Artık dilinden ve kültüründen dolayı zulüm görmeyi istemediğini söyleyen Turanlı, “Benim çocuklarım nasıl ki onların dilini öğrendi, onlar da bir gün olsun bu baskıyı yapacaklarına bizim dilimizi öğrenmeye çalışsınlar. Ya da en azından saygılı olsunlar. Ben başka dil bilmiyorum, benim anadilim Kürtçedir. Bizim zamanımızda okul yoktu. Olsaydı Türkçeyi de öğrenirdim.
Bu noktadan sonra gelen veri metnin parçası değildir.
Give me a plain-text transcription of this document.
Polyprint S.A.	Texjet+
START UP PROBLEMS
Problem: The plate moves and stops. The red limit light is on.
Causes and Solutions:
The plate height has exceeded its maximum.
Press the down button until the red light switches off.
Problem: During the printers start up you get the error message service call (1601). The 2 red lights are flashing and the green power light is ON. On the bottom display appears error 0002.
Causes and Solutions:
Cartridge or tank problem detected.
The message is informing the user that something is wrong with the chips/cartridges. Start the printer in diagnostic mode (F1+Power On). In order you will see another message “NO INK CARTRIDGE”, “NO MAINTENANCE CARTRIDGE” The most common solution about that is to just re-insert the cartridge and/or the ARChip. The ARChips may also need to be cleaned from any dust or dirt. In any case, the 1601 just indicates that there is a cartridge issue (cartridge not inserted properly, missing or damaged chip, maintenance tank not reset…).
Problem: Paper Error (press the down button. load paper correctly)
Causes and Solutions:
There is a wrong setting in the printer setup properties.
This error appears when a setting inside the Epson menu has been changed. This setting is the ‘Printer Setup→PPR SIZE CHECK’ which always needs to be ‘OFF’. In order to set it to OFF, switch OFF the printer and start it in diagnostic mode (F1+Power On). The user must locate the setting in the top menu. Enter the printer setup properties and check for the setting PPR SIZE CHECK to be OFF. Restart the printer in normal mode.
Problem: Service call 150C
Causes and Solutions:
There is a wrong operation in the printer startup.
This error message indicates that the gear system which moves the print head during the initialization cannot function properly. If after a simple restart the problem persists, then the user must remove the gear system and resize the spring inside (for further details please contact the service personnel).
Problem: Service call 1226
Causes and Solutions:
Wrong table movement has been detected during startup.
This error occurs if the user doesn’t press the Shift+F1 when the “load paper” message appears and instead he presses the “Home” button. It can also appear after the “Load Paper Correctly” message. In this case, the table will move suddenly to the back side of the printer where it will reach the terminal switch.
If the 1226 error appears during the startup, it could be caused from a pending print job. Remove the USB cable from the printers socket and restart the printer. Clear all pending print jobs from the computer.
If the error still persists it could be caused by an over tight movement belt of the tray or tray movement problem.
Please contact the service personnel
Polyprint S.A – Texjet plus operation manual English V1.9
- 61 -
Bunu sorun etmezdim. Onlar neden sorun ediyorlar ki?”




İNCİNDİM


Turanlı, gittiği Haseki Devlet Hastanesi’nde Türkçe bilmediği maruz kaldığı hakaretlerin kendisini incittiğini belirterek, “ Ben o doktorlardan şikayetçi olmayacağım ama ben incindim. Bizim işimizi halletmesi için ona resmen yalvardım. Ancak Kürtçe konuştuğum için sinirlendi. Hastayım, hem gözümden ameliyat olmuşum hem yürüyemiyorum. Bizi sabahtan itibaren çağırarak saatlerce bekletmeleri yetmemiş gibi, bir de sonra bize böyle davranmaları kabul edilebilecek bir durum değil’’dedi.




“BEN AFFETMİYORUM”




Annesi kadar yufka yürekli olamayacağını, bu keyfi ırkçılığa karşı sessiz kalmayacağını vurgulayan Maaz Turanlı ise,’’Ben bu doktor hakkında suç duyurusunda bulunacağım. Bir birey,bir insan olarak bu tavır bana öyle bir oturdu ki sinirden elimdeki tüm evrakları yırtmışım.Bunun adı hakarettir’’ dedi. Bu tahammülsüzlüğe karşı artık sabrının kalmadığını ifade eden Turanlı, “Biz senelerdir bu baskıyı çekiyoruz yeter artık. Ne demek yeminli tercüman istemek? Sen noter misin? Ne demek 70 yaşındaki annemi ‘Çık çık çık’ diye kapı dışarı etmek? Ne demek? Bu nasıl bir ahlak bu nasıl bir çarpık zihniyet? Kardeşlik bu mu?’’diye konuştu. Bir oğlu olduğunu ve onun anadilinde eğitim görmesini istediğini de aktaran Turanlı,’’Bir insanın kendi kültürünü yasaklamak bir kimliği yok etmek demektir. Ben dilimin yok olmasını istemiyorum ve çocuklarım da Kürtçe eğitim alsın istiyorum” dedi.